Monday, December 3, 2012

J K Rowling's Casual Vacancy

 J.K. Rowling's offering of adult fiction was an irresistible draw.

After the unmatcheable magic (oops) of the Harry Potter series, with its well rounded, believeable characters who grew darker and more mature as their readers grew up, (or just grew older in my case) I wondered whether J.K. could possibly write any sort of story  without resisting the temptation to inject a bit of surreality.
Such as Ron Weasley receiving a howler  from his mother when he drives his dad's car (without permission) through the sky to school. here
Or facing your demons by waving your wand and chanting riddikulus - your tormentor is suddenly dressed in a silly dress and floppy hat, thereby reducing their power to terrorise you. here
During a recent television interview, J.K. admitted that she wrote The Casual Vacancy  without the pressure of having to conform to any standard or genre, the success of Harry Potter having left her financially comfortable enough to experiment, and relaxed enough by her literary achievements not to get overly panicked if her adult writing flopped.
My thought as I ploughed through the first two hundred pages with its myriad of characters was, J.K., are you trying to emulate Angela's Ashes for misery lit?
 Yet, I couldn't stop reading about Pagford with its snobbery, domestic violence, dysfunctional families, bullying, drug addiction, unhappy marriages and political rivalry.
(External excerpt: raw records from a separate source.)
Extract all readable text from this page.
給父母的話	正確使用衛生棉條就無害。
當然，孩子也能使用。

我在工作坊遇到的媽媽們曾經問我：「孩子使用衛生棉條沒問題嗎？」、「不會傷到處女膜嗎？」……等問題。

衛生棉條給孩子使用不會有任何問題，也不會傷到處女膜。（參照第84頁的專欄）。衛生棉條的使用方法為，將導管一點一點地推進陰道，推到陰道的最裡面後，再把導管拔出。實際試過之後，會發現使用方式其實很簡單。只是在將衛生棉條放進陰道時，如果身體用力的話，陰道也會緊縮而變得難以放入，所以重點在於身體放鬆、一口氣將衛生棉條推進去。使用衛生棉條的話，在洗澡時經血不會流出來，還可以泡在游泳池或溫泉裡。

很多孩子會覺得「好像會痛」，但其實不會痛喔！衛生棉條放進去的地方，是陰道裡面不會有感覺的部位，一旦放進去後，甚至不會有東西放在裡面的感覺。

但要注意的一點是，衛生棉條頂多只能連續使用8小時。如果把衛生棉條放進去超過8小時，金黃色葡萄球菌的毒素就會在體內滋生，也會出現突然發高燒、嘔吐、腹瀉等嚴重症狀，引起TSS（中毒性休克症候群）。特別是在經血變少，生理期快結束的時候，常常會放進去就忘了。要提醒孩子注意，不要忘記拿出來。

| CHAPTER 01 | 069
Despite, the roving point of view and lack of central character, The Casual Vacancy  works, simply by letting you feel as if you are a fly on the wall, looking into every character's mind and recognising someone you know in each and every one.
The Casual Vacancy is singularly without the magic of J.K. Rowling's children's writing but that doesn't stop it from being a surreal piece of realism.